8. Il ressort des pièces du dossier que préalablement à l'arrêté en litige, M. B avait déjà fait l'objet de quatre sanctions entre 2014 et 2018, à savoir un blâme infligé en 2014 pour refus d'utiliser du matériel technique et absences imprévues non justifiées, une mesure d'exclusion temporaire de fonction de trois jours infligée en 2015 pour irrespect envers ses collègues et la hiérarchie, langage vulgaire et absences imprévues, une mesure d'exclusion temporaire de fonction d'un mois infligée en 2016 pour missions non effectuées, refus d'obéissance, attitude irrespectueuse envers les commerçants, insultes envers ses collègues et son encadrement et désinvolture, ainsi qu'une mesure d'exclusion temporaire de fonction de trois mois infligée en 2018 pour irrespect envers la hiérarchie, non-respect des consignes, mission non effectuée et attitude blessante envers ses collègues.

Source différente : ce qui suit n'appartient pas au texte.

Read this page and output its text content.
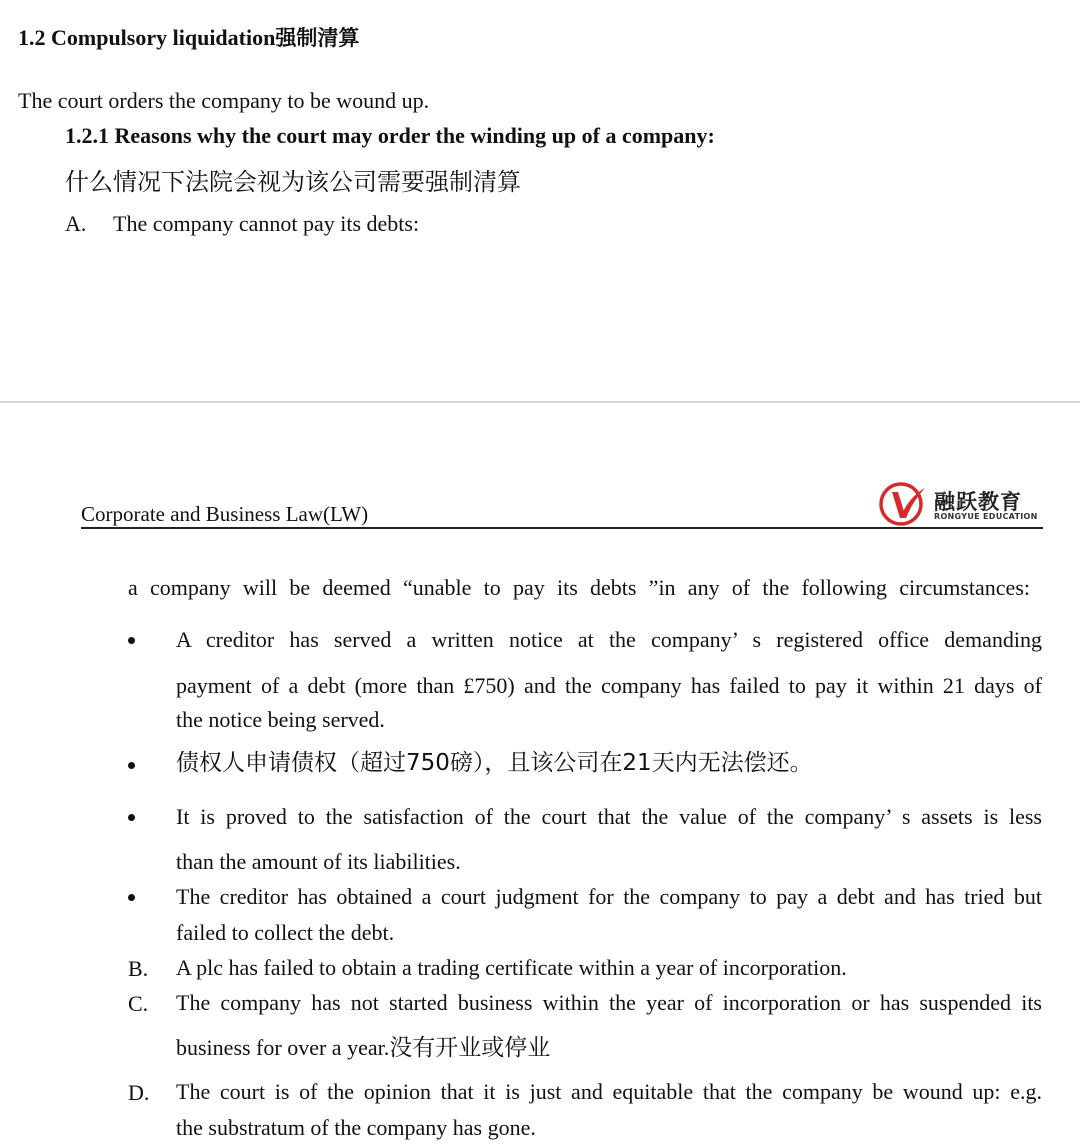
1.2 Compulsory liquidation强制清算
The court orders the company to be wound up.
1.2.1 Reasons why the court may order the winding up of a company:
什么情况下法院会视为该公司需要强制清算
A. The company cannot pay its debts:
Corporate and Business Law(LW)	融跃教育
RONGYUE EDUCATION
a company will be deemed “unable to pay its debts ”in any of the following circumstances:
A creditor has served a written notice at the company’ s registered office demanding
payment of a debt (more than £750) and the company has failed to pay it within 21 days of
the notice being served.
债权人申请债权（超过750磅），且该公司在21天内无法偿还。
It is proved to the satisfaction of the court that the value of the company’ s assets is less
than the amount of its liabilities.
The creditor has obtained a court judgment for the company to pay a debt and has tried but
failed to collect the debt.
B. A plc has failed to obtain a trading certificate within a year of incorporation.
C. The company has not started business within the year of incorporation or has suspended its
business for over a year.没有开业或停业
D. The court is of the opinion that it is just and equitable that the company be wound up: e.g.
the substratum of the company has gone.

9. Au regard de la gravité des faits dont s'est rendu responsable M. B en 2019 et 2020, de leur réitération ainsi que de leurs conséquences sur le service, compte tenu des quatre sanctions qui lui ont déjà été infligée de manière graduelle entre 2014 et 2018 pour des faits en partie similaire sans amélioration de son comportement et en dépit des problèmes de santé dont souffre M. B, la sanction de la révocation prise à son encontre n'apparaît pas disproportionnée. Le moyen tiré de l'erreur d'appréciation doit, par suite, être écarté.

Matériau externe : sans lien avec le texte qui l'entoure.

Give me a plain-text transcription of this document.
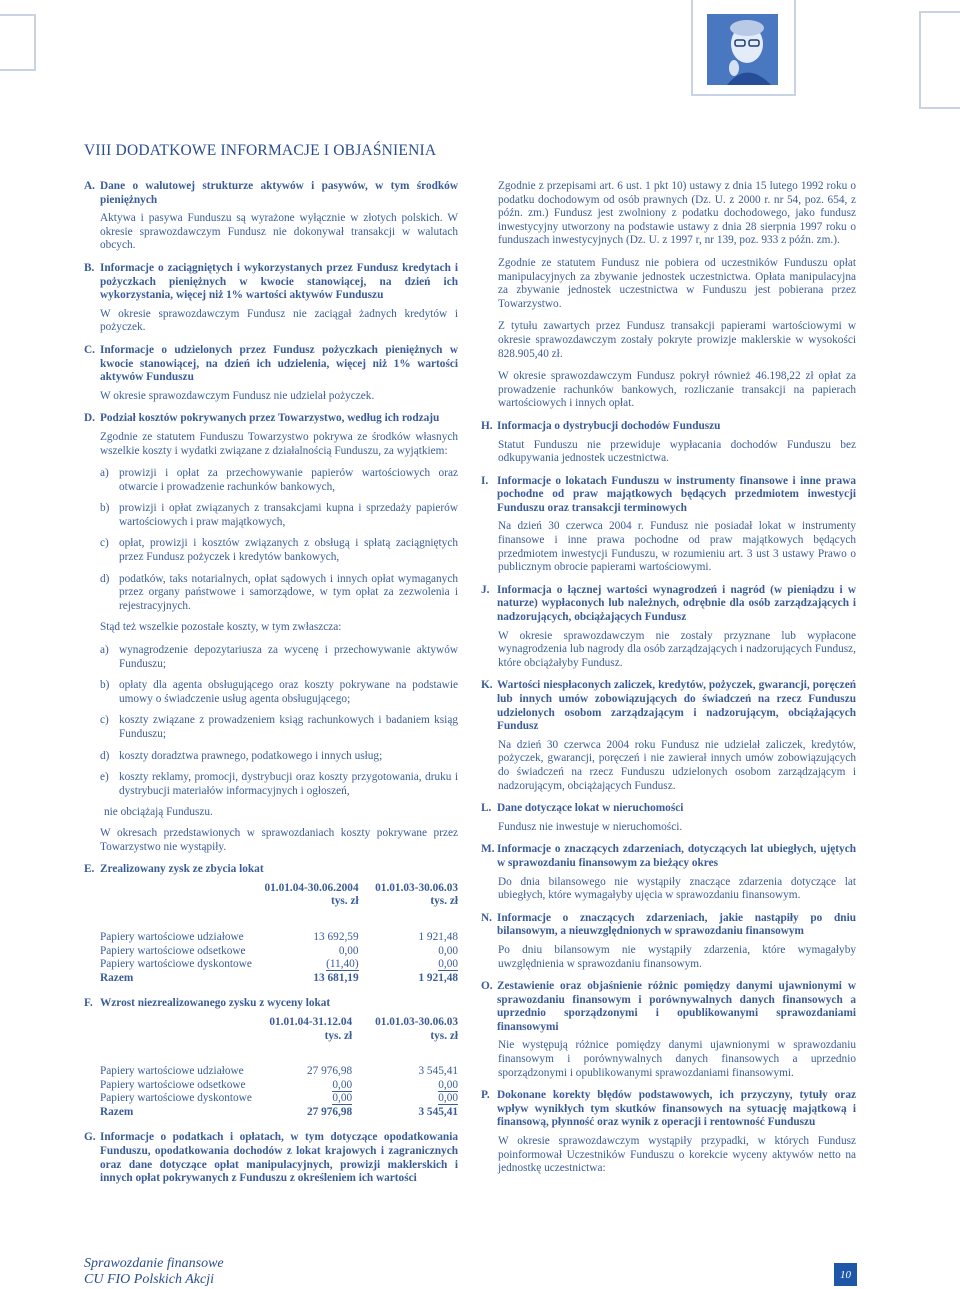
VIII DODATKOWE INFORMACJE I OBJAŚNIENIA
A. Dane o walutowej strukturze aktywów i pasywów, w tym środków pieniężnych
Aktywa i pasywa Funduszu są wyrażone wyłącznie w złotych polskich. W okresie sprawozdawczym Fundusz nie dokonywał transakcji w walutach obcych.
B. Informacje o zaciągniętych i wykorzystanych przez Fundusz kredytach i pożyczkach pieniężnych w kwocie stanowiącej, na dzień ich wykorzystania, więcej niż 1% wartości aktywów Funduszu
W okresie sprawozdawczym Fundusz nie zaciągał żadnych kredytów i pożyczek.
C. Informacje o udzielonych przez Fundusz pożyczkach pieniężnych w kwocie stanowiącej, na dzień ich udzielenia, więcej niż 1% wartości aktywów Funduszu
W okresie sprawozdawczym Fundusz nie udzielał pożyczek.
D. Podział kosztów pokrywanych przez Towarzystwo, według ich rodzaju
Zgodnie ze statutem Funduszu Towarzystwo pokrywa ze środków własnych wszelkie koszty i wydatki związane z działalnością Funduszu, za wyjątkiem:
a) prowizji i opłat za przechowywanie papierów wartościowych oraz otwarcie i prowadzenie rachunków bankowych,
b) prowizji i opłat związanych z transakcjami kupna i sprzedaży papierów wartościowych i praw majątkowych,
c) opłat, prowizji i kosztów związanych z obsługą i spłatą zaciągniętych przez Fundusz pożyczek i kredytów bankowych,
d) podatków, taks notarialnych, opłat sądowych i innych opłat wymaganych przez organy państwowe i samorządowe, w tym opłat za zezwolenia i rejestracyjnych.
Stąd też wszelkie pozostałe koszty, w tym zwłaszcza:
a) wynagrodzenie depozytariusza za wycenę i przechowywanie aktywów Funduszu;
b) opłaty dla agenta obsługującego oraz koszty pokrywane na podstawie umowy o świadczenie usług agenta obsługującego;
c) koszty związane z prowadzeniem ksiąg rachunkowych i badaniem ksiąg Funduszu;
d) koszty doradztwa prawnego, podatkowego i innych usług;
e) koszty reklamy, promocji, dystrybucji oraz koszty przygotowania, druku i dystrybucji materiałów informacyjnych i ogłoszeń,
nie obciążają Funduszu.
W okresach przedstawionych w sprawozdaniach koszty pokrywane przez Towarzystwo nie wystąpiły.
E. Zrealizowany zysk ze zbycia lokat
	01.01.04-30.06.2004	01.01.03-30.06.03
	tys. zł	tys. zł

Papiery wartościowe udziałowe	13 692,59	1 921,48
Papiery wartościowe odsetkowe	0,00	0,00
Papiery wartościowe dyskontowe	(11,40)	0,00
Razem	13 681,19	1 921,48
F. Wzrost niezrealizowanego zysku z wyceny lokat
	01.01.04-31.12.04	01.01.03-30.06.03
	tys. zł	tys. zł

Papiery wartościowe udziałowe	27 976,98	3 545,41
Papiery wartościowe odsetkowe	0,00	0,00
Papiery wartościowe dyskontowe	0,00	0,00
Razem	27 976,98	3 545,41
G. Informacje o podatkach i opłatach, w tym dotyczące opodatkowania Funduszu, opodatkowania dochodów z lokat krajowych i zagranicznych oraz dane dotyczące opłat manipulacyjnych, prowizji maklerskich i innych opłat pokrywanych z Funduszu z określeniem ich wartości
Zgodnie z przepisami art. 6 ust. 1 pkt 10) ustawy z dnia 15 lutego 1992 roku o podatku dochodowym od osób prawnych (Dz. U. z 2000 r. nr 54, poz. 654, z późn. zm.) Fundusz jest zwolniony z podatku dochodowego, jako fundusz inwestycyjny utworzony na podstawie ustawy z dnia 28 sierpnia 1997 roku o funduszach inwestycyjnych (Dz. U. z 1997 r, nr 139, poz. 933 z późn. zm.).
Zgodnie ze statutem Fundusz nie pobiera od uczestników Funduszu opłat manipulacyjnych za zbywanie jednostek uczestnictwa. Opłata manipulacyjna za zbywanie jednostek uczestnictwa w Funduszu jest pobierana przez Towarzystwo.
Z tytułu zawartych przez Fundusz transakcji papierami wartościowymi w okresie sprawozdawczym zostały pokryte prowizje maklerskie w wysokości 828.905,40 zł.
W okresie sprawozdawczym Fundusz pokrył również 46.198,22 zł opłat za prowadzenie rachunków bankowych, rozliczanie transakcji na papierach wartościowych i innych opłat.
H. Informacja o dystrybucji dochodów Funduszu
Statut Funduszu nie przewiduje wypłacania dochodów Funduszu bez odkupywania jednostek uczestnictwa.
I. Informacje o lokatach Funduszu w instrumenty finansowe i inne prawa pochodne od praw majątkowych będących przedmiotem inwestycji Funduszu oraz transakcji terminowych
Na dzień 30 czerwca 2004 r. Fundusz nie posiadał lokat w instrumenty finansowe i inne prawa pochodne od praw majątkowych będących przedmiotem inwestycji Funduszu, w rozumieniu art. 3 ust 3 ustawy Prawo o publicznym obrocie papierami wartościowymi.
J. Informacja o łącznej wartości wynagrodzeń i nagród (w pieniądzu i w naturze) wypłaconych lub należnych, odrębnie dla osób zarządzających i nadzorujących, obciążających Fundusz
W okresie sprawozdawczym nie zostały przyznane lub wypłacone wynagrodzenia lub nagrody dla osób zarządzających i nadzorujących Fundusz, które obciążałyby Fundusz.
K. Wartości niespłaconych zaliczek, kredytów, pożyczek, gwarancji, poręczeń lub innych umów zobowiązujących do świadczeń na rzecz Funduszu udzielonych osobom zarządzającym i nadzorującym, obciążających Fundusz
Na dzień 30 czerwca 2004 roku Fundusz nie udzielał zaliczek, kredytów, pożyczek, gwarancji, poręczeń i nie zawierał innych umów zobowiązujących do świadczeń na rzecz Funduszu udzielonych osobom zarządzającym i nadzorującym, obciążających Fundusz.
L. Dane dotyczące lokat w nieruchomości
Fundusz nie inwestuje w nieruchomości.
M. Informacje o znaczących zdarzeniach, dotyczących lat ubiegłych, ujętych w sprawozdaniu finansowym za bieżący okres
Do dnia bilansowego nie wystąpiły znaczące zdarzenia dotyczące lat ubiegłych, które wymagałyby ujęcia w sprawozdaniu finansowym.
N. Informacje o znaczących zdarzeniach, jakie nastąpiły po dniu bilansowym, a nieuwzględnionych w sprawozdaniu finansowym
Po dniu bilansowym nie wystąpiły zdarzenia, które wymagałyby uwzględnienia w sprawozdaniu finansowym.
O. Zestawienie oraz objaśnienie różnic pomiędzy danymi ujawnionymi w sprawozdaniu finansowym i porównywalnych danych finansowych a uprzednio sporządzonymi i opublikowanymi sprawozdaniami finansowymi
Nie występują różnice pomiędzy danymi ujawnionymi w sprawozdaniu finansowym i porównywalnych danych finansowych a uprzednio sporządzonymi i opublikowanymi sprawozdaniami finansowymi.
P. Dokonane korekty błędów podstawowych, ich przyczyny, tytuły oraz wpływ wynikłych tym skutków finansowych na sytuację majątkową i finansową, płynność oraz wynik z operacji i rentowność Funduszu
W okresie sprawozdawczym wystąpiły przypadki, w których Fundusz poinformował Uczestników Funduszu o korekcie wyceny aktywów netto na jednostkę uczestnictwa:
Sprawozdanie finansowe
CU FIO Polskich Akcji	10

10. Il résulte de tout ce qui précède que les conclusions à fin d'annulation présentées par M. B doivent être rejetées.

Sur les frais liés au litige :

11. Les dispositions de l'article L. 761-1 du code de justice administrative font obstacle à ce qu'une somme soit mise à la charge de la commune de Rennes, qui n'est pas la partie perdante dans la présente instance, au titre des frais liés au litige.

D E C I D E :

Article 1er : La requête de M. B est rejetée.

Article 2 : Le présent jugement sera notifié à M. A B, à l'association tutélaire d'Ille-et-Vilaine et à la commune de Rennes.

Délibéré après l'audience du 22 septembre 2023, à laquelle siégeaient :

M. Tronel, président,

Mme Thielen, première conseillère,

Mme René, première conseillère.

Rendu public par mise à disposition au greffe le 6 octobre 2023.

La rapporteure,

signé

C. René

Le président,

signé

N. Tronel

La greffière,

signé

C. Salladain

La République mande et ordonne au préfet d'Ille-et-Vilaine en ce qui le concerne ou à tous huissiers de justice à ce requis en ce qui concerne les voies de droit commun, contre les parties privées, de pourvoir à l'exécution de la présente décision.